A second interview can be anything from a very brief chat with a more senior executive to assess cultural fit to a day-long programme of panels and tests. They might invite you to meet the rest of the team, either informally or as a formal interview, or for a tour of the office. The content of your second interview may be informed by the content of your first; for example, if there was no skills test at the first, there’s likely to be at the second.
Preparation is key
Much of the advice for a second interview is the same as that for a first interview. Be professional and prepare, prepare, prepare!
You can prepare for the second interview as soon as you’ve finished the first. As soon as you can, sit down and take time to
- note down everything you were asked,
- think how you could expand on your responses, and
- think about anything else you wished you’d said or explained better, and write it down.
If the panel asks some of the same questions as previously, don’t worry about repeating anything you said in the first interview. The new panel may just want to hear your response for themselves. However, if you have completed the step above, you should be able to expand on and polish your previous answer.
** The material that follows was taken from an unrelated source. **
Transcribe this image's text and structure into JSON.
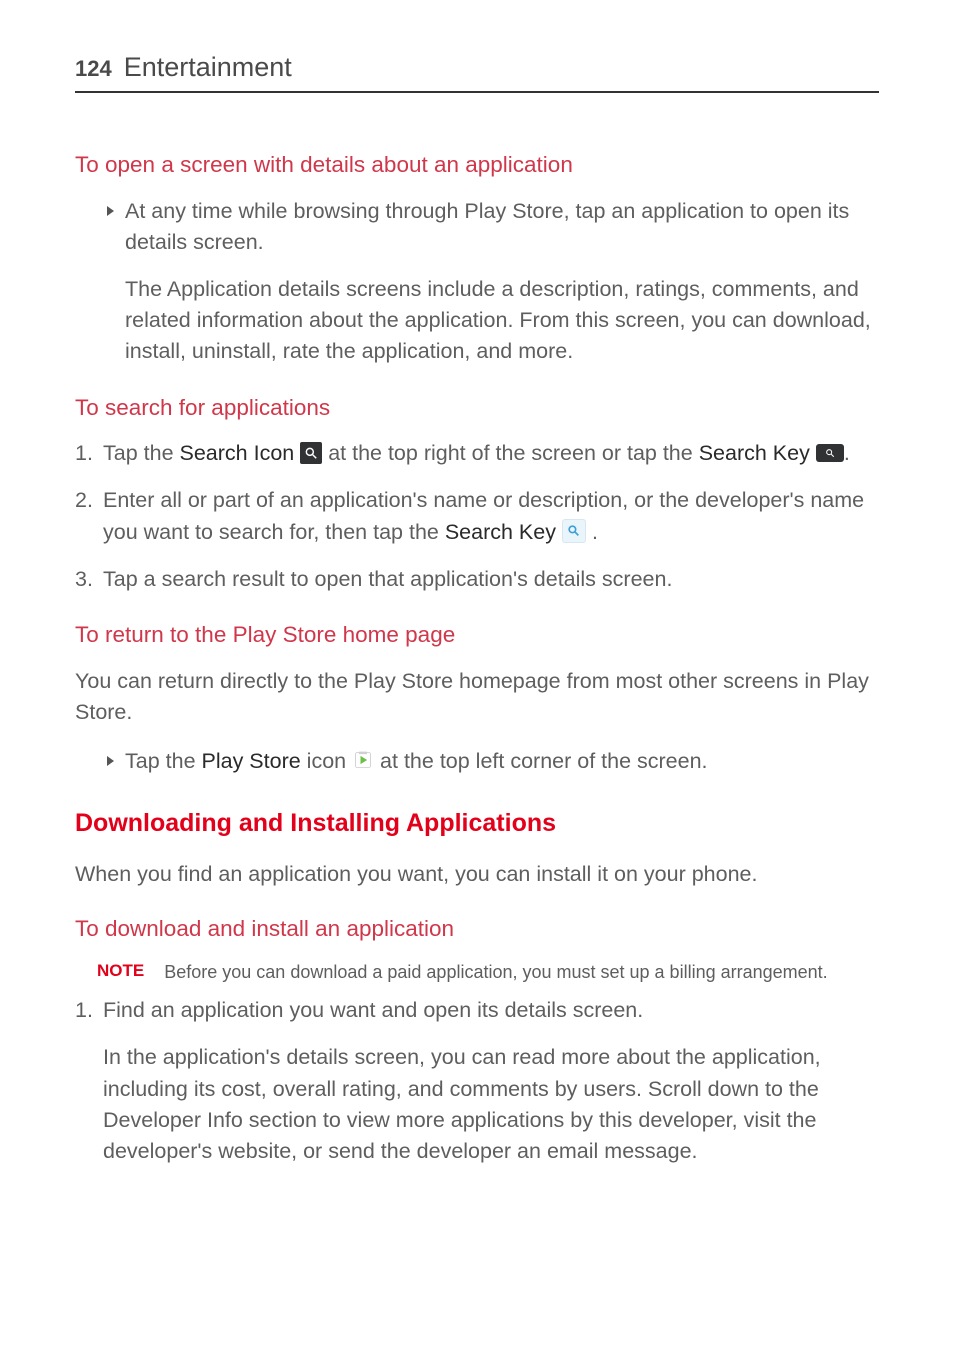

A common question at the second interview is whether you would like to revisit anything from your first interview. Never say no! Always have something prepared to expand on about yourself but don’t say, “I forgot to say..” or “I wished I didn’t say that..”. Spin it as a positive. For example, “there wasn’t time in the first interview to go into the detail about…” or “now that I feel I know more about your company and your processes, I might do this instead of that”. If you feel there was any aspect of your previous experience or a particular previous role that didn’t come up in the first interview, take this opportunity to introduce that.
Prepare more questions to ask the interviewer. You should have spent time looking through the company website, social media, and any news items prior to the first interview to generate questions. Make sure you do this again for anything that has changed or updated to ensure you seem up-to-date and you’ve done your research and anything that you might see with a different perspective after the first interview.
A second interview is often when the employer will get another member of staff to give you a tour of the office or place of work. Always treat it like part of the interview. The person doing the tour has been picked so that they can give their opinion of you later. Make sure you always remain professional.
You might be thinking about what to wear. Depending on the type of role you are going for, you might only have one interview outfit. Do not panic about wearing the same outfit twice. Unless the outfit was particularly outlandish, it’s unlikely the interviewer will notice! But always be smart and professional.
Most importantly, be yourself! The professional version of you, of course. Cultural fit is an important consideration and can only be assessed accurately if you are yourself.
And finally! Give yourself a huge pat on the back for making it to the second interview stage. You’ve done really well!